Lloyds TSB tire son épingle du jeu grâce à la banque de détail outre-Manche

le 25/02/2008 L'AGEFI Quotidien / Edition de 7H

L'établissement britannique a relevé le montant de ses dépréciations d’actifs mais n’en a pas moins publié un résultat courant imposable 2007 en hausse de 6 %

Lloyds TSB n’a pas manqué vendredi de se féliciter de sa stratégie. Sa relative moindre exposition aux marchés de capitaux malmenés a en effet permis à la banque britannique de mettre en avant ses succès commerciaux dans la banque de détail outre-Manche pour afficher des résultats en progression l’an passé.

Le bénéfice courant imposable a ainsi gagné 6 %, pour s’élever à 3,919 milliards de livres, soit 5,2 milliards d’euros, contre 3,71 milliards publiés pour l’exercice 2006. L'établissement financier s’est targué d’une hausse de 5 % de ses revenus, qui ont atteint 11,206 milliards de livres. Une évolution, signe de la pérennité des ventes, soutenue par les gains engrangés dans le domaine de la banque de détail en Grande-Bretagne, avec notamment un gain net d’un million de comptes courants. Surtout, Lloyds TSB a insisté sur la maîtrise de ses coûts, les charges opérationnelles enregistrant un repli de 1 % à 5,491 milliards. Le coefficient d’exploitation s’est ainsi amélioré de 1,8 point à 49 %. Il est vrai que les répercussions du « programme de productivité » ont dépassé les attentes en 2007 et devraient générer des économies de coûts de quelque 250 millions cette année. Dès lors, le ratio Tier One a subi un repli limité, de 8,2 % à 8,1 %, tandis que le rendement des capitaux (RoE) s’est élevé à 25,2 %.

Pour autant, alors que le résultat courant de la banque de détail progressait de 17 % (1,81 milliard), celui de la banque de gros et internationale a accusé une baisse de 12 % (1,44 milliard). Car ce profil de risque plus prudent n’a pas permis à Lloyds TSB de totalement contourner l’écueil de la crise du crédit et son lot de dépréciations. La banque a inscrit une provision de 280 millions de livres contre 201 millions anticipés en décembre dernier. Notamment, la valeur des CDO (collaterised debt obligations) a été revue à la baisse de 114 millions, celle des SIV (structured investment vehicle) de 22 millions.

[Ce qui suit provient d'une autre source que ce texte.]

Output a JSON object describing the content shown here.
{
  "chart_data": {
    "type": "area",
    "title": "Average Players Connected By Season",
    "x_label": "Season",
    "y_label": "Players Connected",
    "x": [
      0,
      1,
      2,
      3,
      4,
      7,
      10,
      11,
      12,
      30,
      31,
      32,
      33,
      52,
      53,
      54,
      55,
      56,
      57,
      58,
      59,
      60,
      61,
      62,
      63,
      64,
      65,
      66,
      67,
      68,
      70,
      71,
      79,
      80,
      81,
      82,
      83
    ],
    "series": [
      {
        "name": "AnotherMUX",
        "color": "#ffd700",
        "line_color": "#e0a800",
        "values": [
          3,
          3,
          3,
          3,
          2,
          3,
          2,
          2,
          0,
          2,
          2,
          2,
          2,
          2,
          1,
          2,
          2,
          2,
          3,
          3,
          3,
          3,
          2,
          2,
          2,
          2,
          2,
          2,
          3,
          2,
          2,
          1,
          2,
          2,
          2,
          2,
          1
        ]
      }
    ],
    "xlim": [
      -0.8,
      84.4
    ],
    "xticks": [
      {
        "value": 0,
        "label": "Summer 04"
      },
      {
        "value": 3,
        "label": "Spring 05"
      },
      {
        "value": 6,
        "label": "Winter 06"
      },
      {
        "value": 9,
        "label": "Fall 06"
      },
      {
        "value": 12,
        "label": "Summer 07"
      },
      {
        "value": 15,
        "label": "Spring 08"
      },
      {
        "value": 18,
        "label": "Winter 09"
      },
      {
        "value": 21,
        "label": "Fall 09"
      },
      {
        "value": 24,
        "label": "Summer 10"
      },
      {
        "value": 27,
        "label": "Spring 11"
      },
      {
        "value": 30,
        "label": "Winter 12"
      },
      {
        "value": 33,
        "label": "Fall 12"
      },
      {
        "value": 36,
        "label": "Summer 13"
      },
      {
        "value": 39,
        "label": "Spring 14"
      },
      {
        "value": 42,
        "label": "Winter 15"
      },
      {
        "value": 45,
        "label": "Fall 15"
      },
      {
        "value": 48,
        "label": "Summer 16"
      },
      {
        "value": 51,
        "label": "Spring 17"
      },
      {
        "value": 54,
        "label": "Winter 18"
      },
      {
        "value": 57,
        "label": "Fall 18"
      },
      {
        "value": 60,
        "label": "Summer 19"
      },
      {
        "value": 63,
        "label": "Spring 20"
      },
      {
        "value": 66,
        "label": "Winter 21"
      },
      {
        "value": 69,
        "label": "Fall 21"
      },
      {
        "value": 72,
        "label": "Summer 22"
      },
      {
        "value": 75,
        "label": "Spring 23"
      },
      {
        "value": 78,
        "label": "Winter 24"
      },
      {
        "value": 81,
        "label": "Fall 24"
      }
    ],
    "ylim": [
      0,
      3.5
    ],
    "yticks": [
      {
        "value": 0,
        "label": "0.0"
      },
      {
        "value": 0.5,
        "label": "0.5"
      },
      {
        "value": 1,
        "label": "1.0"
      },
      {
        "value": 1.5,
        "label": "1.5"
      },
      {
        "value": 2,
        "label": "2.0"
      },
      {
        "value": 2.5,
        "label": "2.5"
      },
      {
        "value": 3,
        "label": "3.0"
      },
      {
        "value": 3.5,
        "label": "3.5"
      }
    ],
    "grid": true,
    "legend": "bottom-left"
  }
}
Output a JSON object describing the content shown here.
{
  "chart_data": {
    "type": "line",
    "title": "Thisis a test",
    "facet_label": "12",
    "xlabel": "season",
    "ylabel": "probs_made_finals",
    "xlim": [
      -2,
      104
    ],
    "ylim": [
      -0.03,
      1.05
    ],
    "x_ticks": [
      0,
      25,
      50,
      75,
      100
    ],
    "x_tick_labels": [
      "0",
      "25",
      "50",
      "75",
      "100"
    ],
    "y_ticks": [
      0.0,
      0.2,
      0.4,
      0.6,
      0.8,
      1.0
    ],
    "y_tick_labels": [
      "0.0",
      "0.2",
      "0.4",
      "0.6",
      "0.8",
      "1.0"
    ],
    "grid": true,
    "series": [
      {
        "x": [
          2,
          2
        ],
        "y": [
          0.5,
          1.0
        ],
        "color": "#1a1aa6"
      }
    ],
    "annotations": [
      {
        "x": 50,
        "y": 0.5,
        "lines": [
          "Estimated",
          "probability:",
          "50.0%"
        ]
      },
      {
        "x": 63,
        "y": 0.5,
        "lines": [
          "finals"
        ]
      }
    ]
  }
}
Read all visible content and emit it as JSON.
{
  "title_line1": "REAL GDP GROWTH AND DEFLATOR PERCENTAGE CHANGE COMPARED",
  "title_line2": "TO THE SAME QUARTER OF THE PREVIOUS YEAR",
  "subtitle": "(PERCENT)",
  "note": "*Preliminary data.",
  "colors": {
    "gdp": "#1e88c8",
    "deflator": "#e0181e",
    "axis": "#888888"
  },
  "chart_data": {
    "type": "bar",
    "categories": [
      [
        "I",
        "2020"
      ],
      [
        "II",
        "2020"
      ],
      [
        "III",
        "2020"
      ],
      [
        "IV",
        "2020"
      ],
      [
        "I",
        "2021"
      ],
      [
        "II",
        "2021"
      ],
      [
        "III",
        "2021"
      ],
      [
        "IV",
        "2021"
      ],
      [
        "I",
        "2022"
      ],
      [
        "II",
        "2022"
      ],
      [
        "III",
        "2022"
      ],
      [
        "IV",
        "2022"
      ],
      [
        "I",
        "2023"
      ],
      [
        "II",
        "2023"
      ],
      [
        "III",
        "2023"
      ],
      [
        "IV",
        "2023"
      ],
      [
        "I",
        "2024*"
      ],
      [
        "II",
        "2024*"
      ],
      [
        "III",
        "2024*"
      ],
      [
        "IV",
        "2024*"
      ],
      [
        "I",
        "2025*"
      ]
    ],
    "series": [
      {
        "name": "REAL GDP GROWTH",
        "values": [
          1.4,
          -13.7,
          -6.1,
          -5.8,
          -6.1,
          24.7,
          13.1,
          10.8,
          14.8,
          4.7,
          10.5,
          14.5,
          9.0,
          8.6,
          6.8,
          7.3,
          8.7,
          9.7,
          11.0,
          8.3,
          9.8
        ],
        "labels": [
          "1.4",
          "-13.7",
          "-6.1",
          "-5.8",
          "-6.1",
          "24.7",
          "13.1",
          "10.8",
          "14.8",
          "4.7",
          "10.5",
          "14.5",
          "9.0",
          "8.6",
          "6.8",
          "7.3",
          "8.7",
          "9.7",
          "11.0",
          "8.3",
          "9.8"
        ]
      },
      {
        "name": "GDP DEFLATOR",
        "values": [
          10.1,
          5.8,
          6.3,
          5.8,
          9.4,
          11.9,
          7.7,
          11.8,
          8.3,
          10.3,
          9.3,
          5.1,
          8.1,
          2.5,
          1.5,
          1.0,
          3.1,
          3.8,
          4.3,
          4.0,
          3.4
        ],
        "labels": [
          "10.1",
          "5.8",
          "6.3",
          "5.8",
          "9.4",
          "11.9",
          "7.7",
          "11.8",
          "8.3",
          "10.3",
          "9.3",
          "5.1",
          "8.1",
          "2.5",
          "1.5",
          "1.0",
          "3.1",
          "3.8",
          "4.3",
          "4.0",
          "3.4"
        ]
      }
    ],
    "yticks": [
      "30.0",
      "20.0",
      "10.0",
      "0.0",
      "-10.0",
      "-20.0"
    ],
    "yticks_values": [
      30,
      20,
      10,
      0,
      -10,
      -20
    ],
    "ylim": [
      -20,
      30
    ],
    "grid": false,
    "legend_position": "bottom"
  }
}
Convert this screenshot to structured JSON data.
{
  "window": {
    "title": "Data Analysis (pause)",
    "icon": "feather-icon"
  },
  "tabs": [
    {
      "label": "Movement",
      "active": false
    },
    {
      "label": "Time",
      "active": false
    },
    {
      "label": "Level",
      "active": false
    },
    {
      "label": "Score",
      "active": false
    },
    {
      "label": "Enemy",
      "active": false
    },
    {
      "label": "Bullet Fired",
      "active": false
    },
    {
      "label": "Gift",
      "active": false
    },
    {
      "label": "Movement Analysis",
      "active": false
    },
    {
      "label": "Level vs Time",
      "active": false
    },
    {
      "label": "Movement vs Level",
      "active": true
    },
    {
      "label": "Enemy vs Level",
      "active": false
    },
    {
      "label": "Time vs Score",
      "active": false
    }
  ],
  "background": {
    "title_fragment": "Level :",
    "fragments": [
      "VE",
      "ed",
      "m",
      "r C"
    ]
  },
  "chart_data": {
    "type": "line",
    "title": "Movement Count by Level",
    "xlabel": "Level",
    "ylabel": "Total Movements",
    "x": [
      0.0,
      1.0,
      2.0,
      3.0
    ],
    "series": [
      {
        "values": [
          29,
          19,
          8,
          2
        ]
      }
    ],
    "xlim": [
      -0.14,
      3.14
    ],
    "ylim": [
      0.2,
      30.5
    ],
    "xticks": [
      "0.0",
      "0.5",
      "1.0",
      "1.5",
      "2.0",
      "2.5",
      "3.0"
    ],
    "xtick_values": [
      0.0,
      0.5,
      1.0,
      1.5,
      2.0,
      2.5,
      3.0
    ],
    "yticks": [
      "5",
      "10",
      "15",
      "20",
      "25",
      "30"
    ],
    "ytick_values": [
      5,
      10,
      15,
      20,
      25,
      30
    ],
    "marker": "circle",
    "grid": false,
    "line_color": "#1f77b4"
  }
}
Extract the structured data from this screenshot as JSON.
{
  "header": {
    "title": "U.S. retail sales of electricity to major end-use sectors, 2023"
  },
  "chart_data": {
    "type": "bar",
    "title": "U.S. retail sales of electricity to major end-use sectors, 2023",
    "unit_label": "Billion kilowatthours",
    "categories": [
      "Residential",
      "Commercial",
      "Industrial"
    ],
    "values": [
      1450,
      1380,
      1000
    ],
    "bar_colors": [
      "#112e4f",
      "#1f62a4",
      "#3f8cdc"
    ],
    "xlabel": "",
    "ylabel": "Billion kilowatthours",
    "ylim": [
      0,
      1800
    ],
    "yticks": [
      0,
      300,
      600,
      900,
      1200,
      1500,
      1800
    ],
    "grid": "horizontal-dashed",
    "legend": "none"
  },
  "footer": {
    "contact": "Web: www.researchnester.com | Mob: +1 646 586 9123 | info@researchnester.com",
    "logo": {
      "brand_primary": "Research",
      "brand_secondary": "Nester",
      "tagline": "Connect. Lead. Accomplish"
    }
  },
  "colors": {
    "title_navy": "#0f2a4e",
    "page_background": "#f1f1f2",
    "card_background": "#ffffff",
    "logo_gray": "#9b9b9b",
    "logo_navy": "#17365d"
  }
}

A la suite de cette « nouvelle bonne année », selon le directeur général Eric Daniels, et en dépit des défis de marchés turbulents et d’une croissance économique affaiblie, le dirigeant estime son établissement bien positionné pour générer une nouvelle année de croissance. Gage de cette confiance sereine, une hausse de 5 % du dividende au titre de l’exercice écoulé, à 35,9 pence par titre, sera proposée aux actionnaires en assemblée.